Michael Hobbes in his popular HuffPost article titled The Epidemic of Gay Loneliness writes “gay men everywhere, at every age, have higher rates of cardiovascular disease, cancer, incontinence, erectile dysfunction? allergies and asthma — you name it, we got it.” Which he further into the article attributes to “minority stress.” Minority stress as the name suggests, is the chronically high levels of stress faced by members of stigmatised minority groups. A number of factors like interpersonal prejudice and discrimination, poor social and familial support, and even the lack of representation in media and otherwise can be held responsible.
In a lengthy Facebook post from early 2018, National Award-winning filmmaker Apurva Asrani (also the writer on the Indian biographical drama film Aligarh, one with the most credible depiction of Indian gay male experience to this day) shared the shocking news of waking up one day with the right side of his face fully paralysed, unable to smile, accompanied by vertigo and an impaired vision. His condition was later diagnosed as ‘Bell’s Palsy’ i.e. a type of facial paralysis resulting in an inability to control the muscles on the affected side. The original post has long since been removed from the internet, but the pictures stay. And while the exact cause was unknown. Apurva linked it to stress, he wrote “Stress is a major factor and god knows I had more than my share of that in 2017.”
It’s no surprise that a large chunk of our childhood and even adulthood is spent in figuring out who we are, and then how we want to operate in this world. With the fear of exposure, and abandonment from our families, alongside a recurring sense of shame and lack of non-discriminatory legal infrastructures informing our every move. Eckhart Tolle in his book titled The Power of Now, writes about ‘pain bodies’. Which he goes on to describe as “emotional pain from the past alive in your life today” and how it manifests in more ways than one. While some of the features remain latent, others are rather obvious. Forgive me for sounding morbid here, but receiving a diagnosis of Complex PTSD came as a big relief in response to understanding my triggers and erratic behaviour, the unanticipated panic attacks, and perhaps even the aggressive hair fall I’m experiencing in my mid twenties.
As I’m typing this, seated comfortably in Starbucks on a sofa covered in leather upholstery, sipping on my iced latte. I’m cognisant of my privilege and a chance at life. With the release of the Bollywood movie Shubh Mangal Zyada Saavdhan , long-awaited conversations around homosexuality can be believed to find a place in Indian households. Amidst this short lived celebration, what we cannot forget however are the new set of challenges that lie ahead of us. Even after the reading down of Section 377 by the Supreme Court in September of 2018, which decriminalised homosexuality and propelled people to come out in large numbers.

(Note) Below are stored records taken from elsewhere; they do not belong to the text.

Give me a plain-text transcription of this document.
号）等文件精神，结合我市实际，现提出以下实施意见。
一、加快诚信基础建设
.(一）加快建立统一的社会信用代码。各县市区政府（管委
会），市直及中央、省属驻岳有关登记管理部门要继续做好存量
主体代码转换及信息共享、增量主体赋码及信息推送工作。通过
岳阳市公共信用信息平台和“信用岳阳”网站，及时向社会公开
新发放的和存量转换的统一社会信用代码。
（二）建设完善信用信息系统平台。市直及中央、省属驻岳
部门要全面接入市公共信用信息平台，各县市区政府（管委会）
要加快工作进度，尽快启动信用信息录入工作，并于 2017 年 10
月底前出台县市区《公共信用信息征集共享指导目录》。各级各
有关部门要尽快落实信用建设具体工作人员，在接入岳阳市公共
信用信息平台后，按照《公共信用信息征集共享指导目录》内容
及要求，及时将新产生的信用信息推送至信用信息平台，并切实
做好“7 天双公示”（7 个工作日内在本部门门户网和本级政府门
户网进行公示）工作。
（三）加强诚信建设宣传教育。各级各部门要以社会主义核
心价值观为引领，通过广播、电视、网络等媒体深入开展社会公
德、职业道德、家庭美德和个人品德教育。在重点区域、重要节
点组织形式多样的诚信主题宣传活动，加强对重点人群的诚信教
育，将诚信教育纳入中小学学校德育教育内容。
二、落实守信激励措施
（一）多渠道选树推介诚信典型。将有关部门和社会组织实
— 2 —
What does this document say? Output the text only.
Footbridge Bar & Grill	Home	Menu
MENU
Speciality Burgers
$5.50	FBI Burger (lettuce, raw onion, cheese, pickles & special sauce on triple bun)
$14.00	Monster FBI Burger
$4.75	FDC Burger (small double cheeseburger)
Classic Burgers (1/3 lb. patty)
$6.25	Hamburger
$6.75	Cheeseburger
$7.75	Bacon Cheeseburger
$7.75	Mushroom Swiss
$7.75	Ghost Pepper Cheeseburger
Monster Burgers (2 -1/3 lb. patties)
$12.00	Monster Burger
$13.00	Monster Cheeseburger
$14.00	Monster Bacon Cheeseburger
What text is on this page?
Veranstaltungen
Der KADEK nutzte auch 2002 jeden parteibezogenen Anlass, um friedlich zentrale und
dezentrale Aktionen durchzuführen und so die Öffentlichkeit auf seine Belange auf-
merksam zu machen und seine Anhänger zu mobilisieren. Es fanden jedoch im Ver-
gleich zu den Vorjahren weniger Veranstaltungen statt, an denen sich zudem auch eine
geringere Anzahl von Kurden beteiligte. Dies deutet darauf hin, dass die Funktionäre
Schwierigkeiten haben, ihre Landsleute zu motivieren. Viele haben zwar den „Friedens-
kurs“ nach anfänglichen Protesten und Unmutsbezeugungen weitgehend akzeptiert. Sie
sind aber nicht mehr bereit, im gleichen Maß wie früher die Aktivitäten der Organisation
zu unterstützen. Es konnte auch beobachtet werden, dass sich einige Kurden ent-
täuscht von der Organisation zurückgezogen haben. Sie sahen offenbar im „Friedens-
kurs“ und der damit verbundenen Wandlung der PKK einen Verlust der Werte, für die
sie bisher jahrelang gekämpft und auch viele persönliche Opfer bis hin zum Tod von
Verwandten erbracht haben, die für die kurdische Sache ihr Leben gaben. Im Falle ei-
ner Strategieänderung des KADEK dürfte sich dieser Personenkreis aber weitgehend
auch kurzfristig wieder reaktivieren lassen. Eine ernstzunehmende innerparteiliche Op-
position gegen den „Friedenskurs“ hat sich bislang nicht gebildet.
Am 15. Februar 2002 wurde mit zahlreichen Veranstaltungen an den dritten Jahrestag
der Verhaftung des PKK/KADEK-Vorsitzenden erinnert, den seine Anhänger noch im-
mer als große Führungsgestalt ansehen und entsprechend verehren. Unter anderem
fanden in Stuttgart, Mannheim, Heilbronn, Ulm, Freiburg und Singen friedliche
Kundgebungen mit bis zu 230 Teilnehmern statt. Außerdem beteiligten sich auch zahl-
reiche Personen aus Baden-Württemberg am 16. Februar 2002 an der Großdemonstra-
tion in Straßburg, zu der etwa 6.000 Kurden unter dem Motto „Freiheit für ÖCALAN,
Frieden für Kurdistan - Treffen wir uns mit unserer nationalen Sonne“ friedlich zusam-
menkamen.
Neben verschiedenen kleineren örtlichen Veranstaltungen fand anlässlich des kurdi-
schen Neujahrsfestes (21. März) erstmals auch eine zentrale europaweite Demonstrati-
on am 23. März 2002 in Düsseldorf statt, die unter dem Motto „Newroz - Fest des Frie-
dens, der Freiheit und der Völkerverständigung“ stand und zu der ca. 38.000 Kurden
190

Pressing questions about our collective future concerning marriage equality, cohabitation and adoption rights remain unresolved. If there’s any truth to what famous author and businessman Harvey Mackay has to say: “The quality of your life is determined by the quality of your relationships” then stress is here to stay. Yet I feel compelled to find a plausible solution. And for the time being i’m settling with what Apuva Asrani had to say about forging deep friendships in a recent interview with Outlook India when asked how he defines ‘happily ever after’:
“The ‘happily ever after’ concept is flawed. Relationships, gay or straight, are complex, and both partners have to work to keep the fire alive. The biggest realization for Sid and me was that we have to define it for ourselves. There are hardly any role models for gay couples. The closest inspiration we have is our parents and family, and they are in heterosexual relationships. But
when a man and a man come together, the same rules and instincts don’t apply. We have no contract for marriage, and most of us will not have children, so it is important to define why we want to wake up with each other. We are individuals with unique identities. We are not here to merge into a singular identity. We wish to support each other to grow, and find what it is that we want. I think the keyword is friendship. It is more powerful than romance or marriage.”